Мирян у вечерни обычно собиралось не так уж много, но никогда не случалось такого, чтобы их не было вовсе. В тот вечер в монастырский храм пришел из города Мартин Белкот, который хотел возблагодарить Господа за возвращение сына, а заодно, конечно, сказать сердечное спасибо брату Кадфаэлю. Когда служба закончилась, он задержался и подождал в аркаде, пока братья выйдут из церкви, и, увидев у южной двери Кадфаэля, двинулся ему навстречу.
– Брат, я хочу поблагодарить тебя за то, что мой сорванец вернулся домой и так легко отделался. За такие фортели его запросто могли бросить в подземелье замка.
– Меня благодарить нечего, я же не имел власти его освободить. Это Хью Берингар счел возможным отпустить паренька домой. И поверь мне, Берингар человек честный и порядочный, он не терпит несправедливости, и что бы ни случилось, ты можешь рассчитывать на его непредвзятость. Так что советую тебе всегда говорить ему правду.
– Правду, да не всю, – усмехнулся Белкот. – Не спорю, с мальчонкой он обошелся великодушно, но даже ему я всего не расскажу. Пока Эдвин не окажется в такой же безопасности, как и Эдви, я никому не могу доверить, где он. Но тебе, брат...

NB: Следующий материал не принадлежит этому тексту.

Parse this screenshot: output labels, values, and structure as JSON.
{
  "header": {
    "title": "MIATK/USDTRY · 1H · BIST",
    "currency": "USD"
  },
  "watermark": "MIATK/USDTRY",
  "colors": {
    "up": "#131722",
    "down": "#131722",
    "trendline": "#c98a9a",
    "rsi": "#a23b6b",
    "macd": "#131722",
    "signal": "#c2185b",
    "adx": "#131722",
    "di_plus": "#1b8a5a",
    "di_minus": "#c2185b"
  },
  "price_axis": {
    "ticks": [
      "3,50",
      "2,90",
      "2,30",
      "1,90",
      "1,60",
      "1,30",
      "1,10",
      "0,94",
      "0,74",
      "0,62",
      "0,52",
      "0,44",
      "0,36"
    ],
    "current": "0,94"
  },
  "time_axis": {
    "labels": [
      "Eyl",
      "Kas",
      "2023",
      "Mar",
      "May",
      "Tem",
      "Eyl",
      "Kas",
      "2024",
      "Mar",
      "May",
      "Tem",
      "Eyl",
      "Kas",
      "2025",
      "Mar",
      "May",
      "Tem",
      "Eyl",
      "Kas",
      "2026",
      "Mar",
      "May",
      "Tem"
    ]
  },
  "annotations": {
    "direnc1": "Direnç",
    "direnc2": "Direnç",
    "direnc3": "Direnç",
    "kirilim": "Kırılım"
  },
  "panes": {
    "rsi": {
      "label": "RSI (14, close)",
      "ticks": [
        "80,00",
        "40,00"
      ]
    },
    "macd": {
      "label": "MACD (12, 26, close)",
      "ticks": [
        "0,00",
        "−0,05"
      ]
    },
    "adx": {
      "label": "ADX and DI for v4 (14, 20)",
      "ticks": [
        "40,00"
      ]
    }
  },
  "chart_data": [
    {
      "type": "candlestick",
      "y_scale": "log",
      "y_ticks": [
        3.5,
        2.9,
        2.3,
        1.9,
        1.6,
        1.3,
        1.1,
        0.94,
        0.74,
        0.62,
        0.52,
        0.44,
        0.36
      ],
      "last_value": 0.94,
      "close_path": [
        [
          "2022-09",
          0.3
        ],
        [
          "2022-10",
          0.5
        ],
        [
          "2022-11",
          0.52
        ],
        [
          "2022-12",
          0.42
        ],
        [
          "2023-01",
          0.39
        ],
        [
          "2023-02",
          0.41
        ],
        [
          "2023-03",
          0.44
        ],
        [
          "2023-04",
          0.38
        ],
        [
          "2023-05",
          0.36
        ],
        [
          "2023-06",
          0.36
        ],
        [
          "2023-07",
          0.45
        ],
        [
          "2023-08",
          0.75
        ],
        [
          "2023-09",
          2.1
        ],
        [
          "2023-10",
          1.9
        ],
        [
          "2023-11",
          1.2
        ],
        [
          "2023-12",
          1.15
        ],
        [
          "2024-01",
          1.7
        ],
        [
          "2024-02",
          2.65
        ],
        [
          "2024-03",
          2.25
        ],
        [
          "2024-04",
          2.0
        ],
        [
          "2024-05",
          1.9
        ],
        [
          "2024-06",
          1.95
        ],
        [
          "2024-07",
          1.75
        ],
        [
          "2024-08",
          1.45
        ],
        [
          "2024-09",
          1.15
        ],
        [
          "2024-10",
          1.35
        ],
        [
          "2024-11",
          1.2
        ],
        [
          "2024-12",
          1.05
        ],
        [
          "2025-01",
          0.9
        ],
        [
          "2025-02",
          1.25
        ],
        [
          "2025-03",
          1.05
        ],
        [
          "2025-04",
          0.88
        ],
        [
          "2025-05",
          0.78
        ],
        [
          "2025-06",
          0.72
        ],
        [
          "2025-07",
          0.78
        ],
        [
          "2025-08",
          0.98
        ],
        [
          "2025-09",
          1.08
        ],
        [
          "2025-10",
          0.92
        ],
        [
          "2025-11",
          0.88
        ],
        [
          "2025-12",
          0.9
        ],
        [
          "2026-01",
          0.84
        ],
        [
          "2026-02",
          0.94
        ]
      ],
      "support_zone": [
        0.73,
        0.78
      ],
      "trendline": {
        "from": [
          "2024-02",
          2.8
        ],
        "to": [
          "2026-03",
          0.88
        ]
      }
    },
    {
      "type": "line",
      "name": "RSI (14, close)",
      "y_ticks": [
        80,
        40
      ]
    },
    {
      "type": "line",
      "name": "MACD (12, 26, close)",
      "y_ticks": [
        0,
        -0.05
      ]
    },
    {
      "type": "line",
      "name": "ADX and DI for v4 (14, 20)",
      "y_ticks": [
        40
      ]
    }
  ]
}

– Нет, – поспешно возразил Кадфаэль, – мне тоже лучше ничего не знать. – Я надеюсь, что скоро у него не будет причин прятаться, но это время еще не пришло. А дома у тебя все в порядке? Как Эдви, ему ведь здорово попало?
– Что с ним станется? Небось рад, что схлопотал пару шишек, чувствует себя героем. Без того ему это приключение было бы не в радость. Он ведь сам все и придумал. Но все-таки это заставило его малость присмиреть, что вовсе не худо. Он отроду не был таким послушным, да и работает с большим рвением, чем обычно. He то, чтобы мы накануне праздника решили завалить его работой. Просто так вышло: Эдвина-то нет, а Меуриг отпросился навестить родню на Рождество. Потому дел у меня невпроворот и есть, чем занять моего оболтуса.
– Стало быть, Меуриг навещает родичей?
– Каждый год, на Рождество и Пасху, Меуриг ведь родней своей дорожит, это точно.
Кадфаэль припомнил, как в тот день, когда он впервые встретил Меурига, тот сказал: "Моя родня – это родичи моей матери. Отец мой не был валлийцем". Не удивительно, что парню захотелось съездить на праздник в родные края.
– Да пребудем мы с миром в Рождество Христово, – возгласил Кадфаэль. Он всей душой верил, что Рождество принесет мир, эту уверенность подкрепляла хранившаяся на полке его сарайчика улика.
– Аминь, брат! Ты здорово помог мне и моей семье, так что если тебе самому потребуется помощь, только скажи.